Page MenuHomePhabricator

No free IPs on public1-ulsfo vlan (Nov 2025)
Closed, ResolvedPublic

Description

@ssingh found that he could not create a new VM on the public vlan in ulsfo today, as there are no free IPs on the allocated subnet.

Widen range

Luckily we had planned to increase the size of this subnet to a /27 as part of the upcoming ulsfo network refresh (see T408892#11330727). I wasn't aware of the lack of free IPs but the plan was to bring the subdivision of the public /24 there match what we have at other POPs, where we have a public /27 for each rack.

So it is no problem for us to make the subnet 198.35.26.0/27. I can make this change in Netbox and also on the routers. This change will not disrupt any existing host traffic.

Subnet mask on existing hosts

The tricker problem is that when we assign a host to the IP 198.35.26.15/27, any of the existing hosts - for instance dns4002 on 198.35.26.8/28 - will be unable to communicate with it.

Once the router change is done, therefore, we need to somehow adjust the netmask on all the existing hosts on the vlan. Probably the simplest way to do this is for us to go through them one-by-one, change the netmask in /etc/network/interfaces, and reboot the host.

Existing hosts

Servers:

dns4003.wikimedia.org
dns4004.wikimedia.org
lvs4008.ulsfo.wmnet
lvs4009.ulsfo.wmnet
lvs4010.ulsfo.wmnet

VMs:

bast4005.wikimedia.org
doh4001.wikimedia.org
doh4002.wikimedia.org
hcaptcha-proxy4001.wikimedia.org
install4003.wikimedia.org

Once all existing hosts have had this done we can safely add new hosts to the vlan, which will start using the free IPs in the upper half of the extended range.

Event Timeline

cmooney triaged this task as Medium priority.
cmooney updated the task description. (Show Details)
cmooney updated the task description. (Show Details)
Reedy renamed this task from No free IPs on public1-ulsfo vlan (Nov 2025) to No free IPs on public1-ulsfo vlan (Nov 2025).Thu, Nov 13, 3:40 PM

Change #1205135 had a related patch set uploaded (by Cathal Mooney; author: Cathal Mooney):

[operations/puppet@production] network data: increase size of public1-ulsfo IPv4 range

https://gerrit.wikimedia.org/r/1205135

@ssingh I made a patch and can kick off the changes in Netbox and on the routers next week for this.

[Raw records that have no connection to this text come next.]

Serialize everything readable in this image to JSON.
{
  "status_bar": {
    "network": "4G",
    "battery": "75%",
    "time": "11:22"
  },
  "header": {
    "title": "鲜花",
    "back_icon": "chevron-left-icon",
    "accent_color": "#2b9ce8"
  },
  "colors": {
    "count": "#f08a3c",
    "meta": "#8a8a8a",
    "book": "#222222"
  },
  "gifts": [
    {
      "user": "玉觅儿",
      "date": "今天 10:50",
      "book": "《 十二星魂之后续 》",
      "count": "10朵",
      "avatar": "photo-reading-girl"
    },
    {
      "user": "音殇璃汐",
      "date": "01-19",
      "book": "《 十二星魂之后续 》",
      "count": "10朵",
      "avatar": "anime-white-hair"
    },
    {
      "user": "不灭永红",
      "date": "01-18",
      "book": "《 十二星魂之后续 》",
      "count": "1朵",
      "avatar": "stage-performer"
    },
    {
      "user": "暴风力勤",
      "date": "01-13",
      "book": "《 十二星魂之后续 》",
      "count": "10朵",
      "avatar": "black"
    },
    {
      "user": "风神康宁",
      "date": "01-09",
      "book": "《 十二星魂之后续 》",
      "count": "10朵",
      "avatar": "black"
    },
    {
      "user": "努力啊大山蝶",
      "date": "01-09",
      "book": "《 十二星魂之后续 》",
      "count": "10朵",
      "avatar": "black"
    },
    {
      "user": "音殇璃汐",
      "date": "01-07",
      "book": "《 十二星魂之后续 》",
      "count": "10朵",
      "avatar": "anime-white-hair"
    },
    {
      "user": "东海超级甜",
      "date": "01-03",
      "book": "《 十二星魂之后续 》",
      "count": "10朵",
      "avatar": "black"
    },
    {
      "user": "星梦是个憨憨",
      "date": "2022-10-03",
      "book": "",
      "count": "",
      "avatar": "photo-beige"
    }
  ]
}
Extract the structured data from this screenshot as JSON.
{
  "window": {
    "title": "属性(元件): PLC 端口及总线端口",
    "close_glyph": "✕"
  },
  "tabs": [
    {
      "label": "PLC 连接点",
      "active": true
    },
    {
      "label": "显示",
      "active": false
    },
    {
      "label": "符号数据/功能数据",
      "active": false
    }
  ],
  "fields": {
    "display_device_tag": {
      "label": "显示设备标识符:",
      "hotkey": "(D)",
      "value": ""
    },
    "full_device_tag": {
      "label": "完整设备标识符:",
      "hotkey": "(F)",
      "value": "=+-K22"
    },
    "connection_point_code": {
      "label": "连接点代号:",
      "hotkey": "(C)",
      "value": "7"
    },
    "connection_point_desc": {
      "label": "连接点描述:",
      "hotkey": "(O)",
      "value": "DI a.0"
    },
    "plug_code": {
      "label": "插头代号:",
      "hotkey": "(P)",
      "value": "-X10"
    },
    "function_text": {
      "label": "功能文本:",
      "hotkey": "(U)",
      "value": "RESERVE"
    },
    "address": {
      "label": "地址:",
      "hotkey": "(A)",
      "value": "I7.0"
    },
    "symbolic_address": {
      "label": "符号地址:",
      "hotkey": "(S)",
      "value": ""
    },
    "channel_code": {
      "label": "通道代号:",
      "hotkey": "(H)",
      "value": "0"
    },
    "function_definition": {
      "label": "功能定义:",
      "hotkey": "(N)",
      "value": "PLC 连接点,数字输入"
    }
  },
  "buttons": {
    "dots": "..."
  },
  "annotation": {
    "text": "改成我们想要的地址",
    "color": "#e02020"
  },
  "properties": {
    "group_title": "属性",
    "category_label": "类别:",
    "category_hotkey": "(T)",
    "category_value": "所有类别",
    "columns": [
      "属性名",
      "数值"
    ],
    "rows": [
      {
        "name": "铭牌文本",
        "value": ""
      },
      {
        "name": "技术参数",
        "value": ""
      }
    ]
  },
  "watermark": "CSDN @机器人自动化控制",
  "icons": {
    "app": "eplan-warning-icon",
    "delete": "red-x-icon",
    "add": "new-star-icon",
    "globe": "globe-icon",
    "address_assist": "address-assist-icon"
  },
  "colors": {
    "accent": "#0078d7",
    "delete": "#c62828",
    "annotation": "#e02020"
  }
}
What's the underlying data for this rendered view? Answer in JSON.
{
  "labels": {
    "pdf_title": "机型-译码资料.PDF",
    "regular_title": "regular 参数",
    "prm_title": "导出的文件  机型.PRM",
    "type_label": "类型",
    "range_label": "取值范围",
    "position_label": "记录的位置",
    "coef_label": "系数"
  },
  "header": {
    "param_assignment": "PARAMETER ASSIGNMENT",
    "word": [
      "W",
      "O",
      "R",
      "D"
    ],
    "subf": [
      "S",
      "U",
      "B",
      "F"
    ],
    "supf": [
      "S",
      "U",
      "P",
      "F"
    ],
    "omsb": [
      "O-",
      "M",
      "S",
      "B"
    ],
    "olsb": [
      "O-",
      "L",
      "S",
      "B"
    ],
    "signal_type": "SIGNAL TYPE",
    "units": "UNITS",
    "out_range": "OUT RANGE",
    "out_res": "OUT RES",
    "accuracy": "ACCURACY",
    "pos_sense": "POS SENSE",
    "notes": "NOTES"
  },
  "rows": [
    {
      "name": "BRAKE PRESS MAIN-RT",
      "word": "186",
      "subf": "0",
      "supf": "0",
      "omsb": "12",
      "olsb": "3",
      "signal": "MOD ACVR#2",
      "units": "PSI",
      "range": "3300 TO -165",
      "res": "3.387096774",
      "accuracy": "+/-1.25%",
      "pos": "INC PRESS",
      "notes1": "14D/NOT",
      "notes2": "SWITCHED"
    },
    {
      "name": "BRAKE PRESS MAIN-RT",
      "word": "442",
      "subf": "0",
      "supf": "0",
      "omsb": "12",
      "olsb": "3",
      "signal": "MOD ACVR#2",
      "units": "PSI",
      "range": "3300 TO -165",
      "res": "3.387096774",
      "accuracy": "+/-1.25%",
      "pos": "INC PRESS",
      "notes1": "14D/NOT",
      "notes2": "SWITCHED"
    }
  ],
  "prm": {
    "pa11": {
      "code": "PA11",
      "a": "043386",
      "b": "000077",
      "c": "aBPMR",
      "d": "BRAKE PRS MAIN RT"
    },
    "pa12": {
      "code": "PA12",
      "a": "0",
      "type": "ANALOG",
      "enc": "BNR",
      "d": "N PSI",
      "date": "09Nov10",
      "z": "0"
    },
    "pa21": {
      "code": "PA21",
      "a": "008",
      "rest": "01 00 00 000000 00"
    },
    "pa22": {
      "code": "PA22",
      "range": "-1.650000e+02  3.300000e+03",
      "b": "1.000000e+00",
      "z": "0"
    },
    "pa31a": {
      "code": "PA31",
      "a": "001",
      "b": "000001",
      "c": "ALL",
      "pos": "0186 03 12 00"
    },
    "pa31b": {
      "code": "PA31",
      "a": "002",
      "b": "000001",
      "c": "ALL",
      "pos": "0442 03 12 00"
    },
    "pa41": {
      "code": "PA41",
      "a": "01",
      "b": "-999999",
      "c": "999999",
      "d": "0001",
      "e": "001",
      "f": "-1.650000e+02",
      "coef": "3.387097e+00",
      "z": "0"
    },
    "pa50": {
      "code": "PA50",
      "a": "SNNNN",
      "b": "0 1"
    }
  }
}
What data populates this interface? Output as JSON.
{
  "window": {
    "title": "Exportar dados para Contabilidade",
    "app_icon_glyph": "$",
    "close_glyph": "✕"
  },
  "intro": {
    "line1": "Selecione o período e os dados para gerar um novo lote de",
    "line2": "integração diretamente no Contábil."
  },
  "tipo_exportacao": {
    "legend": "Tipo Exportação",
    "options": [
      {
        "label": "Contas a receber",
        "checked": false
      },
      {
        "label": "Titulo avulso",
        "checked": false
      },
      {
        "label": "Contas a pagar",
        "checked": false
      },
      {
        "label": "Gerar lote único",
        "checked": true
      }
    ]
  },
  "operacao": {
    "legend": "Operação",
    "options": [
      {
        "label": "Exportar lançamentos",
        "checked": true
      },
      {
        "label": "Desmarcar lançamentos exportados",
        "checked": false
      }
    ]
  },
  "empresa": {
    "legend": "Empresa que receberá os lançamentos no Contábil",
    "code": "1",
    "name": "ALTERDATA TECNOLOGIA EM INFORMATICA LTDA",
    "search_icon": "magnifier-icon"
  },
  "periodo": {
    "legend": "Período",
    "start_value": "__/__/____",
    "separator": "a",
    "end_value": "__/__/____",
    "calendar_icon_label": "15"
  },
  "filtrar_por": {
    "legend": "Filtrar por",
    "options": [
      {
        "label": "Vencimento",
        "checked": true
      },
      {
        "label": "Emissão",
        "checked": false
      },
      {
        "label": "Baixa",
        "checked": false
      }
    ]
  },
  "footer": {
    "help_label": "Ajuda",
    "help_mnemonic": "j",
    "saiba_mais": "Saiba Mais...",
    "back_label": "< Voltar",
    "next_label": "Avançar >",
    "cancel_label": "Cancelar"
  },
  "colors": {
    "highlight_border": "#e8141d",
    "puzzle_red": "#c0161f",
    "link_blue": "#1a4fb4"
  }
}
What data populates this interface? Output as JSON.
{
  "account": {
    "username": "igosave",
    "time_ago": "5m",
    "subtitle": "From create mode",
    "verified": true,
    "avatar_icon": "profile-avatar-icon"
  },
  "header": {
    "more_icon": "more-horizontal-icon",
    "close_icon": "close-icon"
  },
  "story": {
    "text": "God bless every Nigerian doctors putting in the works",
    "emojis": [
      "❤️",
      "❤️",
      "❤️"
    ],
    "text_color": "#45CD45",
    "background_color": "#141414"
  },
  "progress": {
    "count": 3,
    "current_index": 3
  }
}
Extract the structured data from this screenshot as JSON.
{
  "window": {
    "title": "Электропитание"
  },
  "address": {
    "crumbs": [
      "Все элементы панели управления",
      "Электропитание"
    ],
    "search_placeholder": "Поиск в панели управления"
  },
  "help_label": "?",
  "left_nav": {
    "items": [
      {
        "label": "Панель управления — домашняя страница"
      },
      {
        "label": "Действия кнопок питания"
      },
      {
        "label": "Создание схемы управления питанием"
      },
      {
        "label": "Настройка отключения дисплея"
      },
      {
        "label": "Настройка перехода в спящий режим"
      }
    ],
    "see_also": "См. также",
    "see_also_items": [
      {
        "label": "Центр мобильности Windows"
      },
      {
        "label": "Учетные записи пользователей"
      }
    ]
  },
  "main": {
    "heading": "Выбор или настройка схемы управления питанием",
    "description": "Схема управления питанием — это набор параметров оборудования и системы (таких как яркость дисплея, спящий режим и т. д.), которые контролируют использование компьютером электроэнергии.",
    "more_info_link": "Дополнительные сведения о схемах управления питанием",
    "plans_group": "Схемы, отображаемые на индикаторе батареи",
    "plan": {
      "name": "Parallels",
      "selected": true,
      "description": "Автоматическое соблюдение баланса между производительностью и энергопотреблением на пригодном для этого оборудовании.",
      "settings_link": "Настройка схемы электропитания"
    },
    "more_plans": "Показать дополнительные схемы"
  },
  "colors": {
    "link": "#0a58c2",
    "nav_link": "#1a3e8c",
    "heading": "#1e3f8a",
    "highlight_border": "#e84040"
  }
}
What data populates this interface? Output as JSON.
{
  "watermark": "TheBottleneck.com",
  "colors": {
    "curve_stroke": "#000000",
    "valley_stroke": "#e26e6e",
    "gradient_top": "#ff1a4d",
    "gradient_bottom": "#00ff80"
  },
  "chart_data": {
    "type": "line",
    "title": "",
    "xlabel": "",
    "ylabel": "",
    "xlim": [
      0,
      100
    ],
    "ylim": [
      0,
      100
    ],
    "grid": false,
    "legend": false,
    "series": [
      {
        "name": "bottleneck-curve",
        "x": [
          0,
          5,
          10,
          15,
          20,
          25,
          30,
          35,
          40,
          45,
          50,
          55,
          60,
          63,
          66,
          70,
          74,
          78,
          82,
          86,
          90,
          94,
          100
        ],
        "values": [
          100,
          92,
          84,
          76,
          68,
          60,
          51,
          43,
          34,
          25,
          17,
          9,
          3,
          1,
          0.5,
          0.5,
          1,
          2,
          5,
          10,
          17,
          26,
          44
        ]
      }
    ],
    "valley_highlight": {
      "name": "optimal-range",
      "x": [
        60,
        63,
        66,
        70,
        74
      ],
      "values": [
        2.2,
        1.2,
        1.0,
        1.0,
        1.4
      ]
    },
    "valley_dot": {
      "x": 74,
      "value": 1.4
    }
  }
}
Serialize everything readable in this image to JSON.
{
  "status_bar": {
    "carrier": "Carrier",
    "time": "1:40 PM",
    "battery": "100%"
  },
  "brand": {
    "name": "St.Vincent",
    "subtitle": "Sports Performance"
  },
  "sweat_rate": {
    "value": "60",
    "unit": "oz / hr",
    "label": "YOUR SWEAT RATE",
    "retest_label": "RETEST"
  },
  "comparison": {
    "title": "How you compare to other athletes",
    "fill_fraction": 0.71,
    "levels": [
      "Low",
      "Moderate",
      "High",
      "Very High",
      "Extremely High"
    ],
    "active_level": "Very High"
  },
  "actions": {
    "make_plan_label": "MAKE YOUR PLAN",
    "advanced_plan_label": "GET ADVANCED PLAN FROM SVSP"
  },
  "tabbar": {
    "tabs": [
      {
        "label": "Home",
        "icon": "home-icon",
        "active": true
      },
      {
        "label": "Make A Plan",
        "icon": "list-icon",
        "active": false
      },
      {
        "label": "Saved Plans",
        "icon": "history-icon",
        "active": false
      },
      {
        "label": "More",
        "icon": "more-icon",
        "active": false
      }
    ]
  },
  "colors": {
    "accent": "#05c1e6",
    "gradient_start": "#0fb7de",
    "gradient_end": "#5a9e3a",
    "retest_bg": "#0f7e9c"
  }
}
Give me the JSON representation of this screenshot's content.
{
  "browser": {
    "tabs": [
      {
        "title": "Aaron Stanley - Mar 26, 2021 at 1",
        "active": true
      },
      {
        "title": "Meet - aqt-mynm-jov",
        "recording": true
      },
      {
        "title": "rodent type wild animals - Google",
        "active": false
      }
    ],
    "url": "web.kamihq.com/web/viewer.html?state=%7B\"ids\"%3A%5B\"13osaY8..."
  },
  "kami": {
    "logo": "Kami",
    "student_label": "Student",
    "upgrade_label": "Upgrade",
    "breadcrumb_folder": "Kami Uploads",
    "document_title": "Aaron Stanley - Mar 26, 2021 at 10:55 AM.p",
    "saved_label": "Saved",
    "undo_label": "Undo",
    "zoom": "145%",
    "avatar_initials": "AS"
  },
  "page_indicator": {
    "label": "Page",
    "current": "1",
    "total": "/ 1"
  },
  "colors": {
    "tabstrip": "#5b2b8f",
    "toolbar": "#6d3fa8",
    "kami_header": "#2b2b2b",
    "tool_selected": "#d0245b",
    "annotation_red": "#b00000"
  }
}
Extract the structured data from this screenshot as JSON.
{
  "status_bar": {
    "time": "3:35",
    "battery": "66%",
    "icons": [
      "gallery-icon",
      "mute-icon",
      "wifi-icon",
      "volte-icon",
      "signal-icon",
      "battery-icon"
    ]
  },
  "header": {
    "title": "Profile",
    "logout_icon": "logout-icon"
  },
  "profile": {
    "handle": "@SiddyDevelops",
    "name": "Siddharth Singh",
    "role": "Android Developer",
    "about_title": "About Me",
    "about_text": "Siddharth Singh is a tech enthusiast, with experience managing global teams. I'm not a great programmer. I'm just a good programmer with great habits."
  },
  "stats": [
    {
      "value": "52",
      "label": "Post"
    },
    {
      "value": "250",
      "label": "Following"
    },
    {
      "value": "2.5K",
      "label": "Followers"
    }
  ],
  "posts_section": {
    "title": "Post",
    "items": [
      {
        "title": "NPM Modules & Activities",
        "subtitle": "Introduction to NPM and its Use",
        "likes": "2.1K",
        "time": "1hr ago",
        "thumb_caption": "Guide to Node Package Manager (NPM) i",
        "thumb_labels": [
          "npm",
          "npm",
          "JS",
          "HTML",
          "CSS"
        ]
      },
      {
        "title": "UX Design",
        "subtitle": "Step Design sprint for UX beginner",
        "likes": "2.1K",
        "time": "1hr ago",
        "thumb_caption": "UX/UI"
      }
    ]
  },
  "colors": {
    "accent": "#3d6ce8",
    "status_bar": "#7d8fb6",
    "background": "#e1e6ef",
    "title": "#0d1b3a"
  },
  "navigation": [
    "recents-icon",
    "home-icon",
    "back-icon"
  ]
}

However I wonder what your thoughts are, how many more public IPs do you need in the short term? Reason I ask is this vlan will be doubled (quadrupled actually as we will add another public vlan for the second rack) during the T408510: ULSFO: switch refresh work which is coming up in the next few months. That work will require most hosts to be reimaged while we change the network setup to a L3 POP.

So an option, if removing unused IPs like the LVS from the vlan now gives enough for the proxy VMs, is to decline this task and increase the subnet size as planned during the larger job?

Actually I discussed with @Papaul in relation to our plans for ulsfo, and we both agree that work would be a lot simpler if we make this change now. We can discuss the way forward next week.

Once the router change is done, therefore, we need to somehow adjust the netmask on all the existing hosts on the vlan. Probably the simplest way to do this is for us to go through them one-by-one, change the netmask in /etc/network/interfaces, and reboot the host.

Then update the host IP in Netbox or better, run the Netbox puppetdb import script for each hosts for a proper sync up.

@ssingh I made a patch and can kick off the changes in Netbox and on the routers next week for this.

However I wonder what your thoughts are, how many more public IPs do you need in the short term? Reason I ask is this vlan will be doubled (quadrupled actually as we will add another public vlan for the second rack) during the T408510: ULSFO: switch refresh work which is coming up in the next few months. That work will require most hosts to be reimaged while we change the network setup to a L3 POP.

So an option, if removing unused IPs like the LVS from the vlan now gives enough for the proxy VMs, is to decline this task and increase the subnet size as planned during the larger job?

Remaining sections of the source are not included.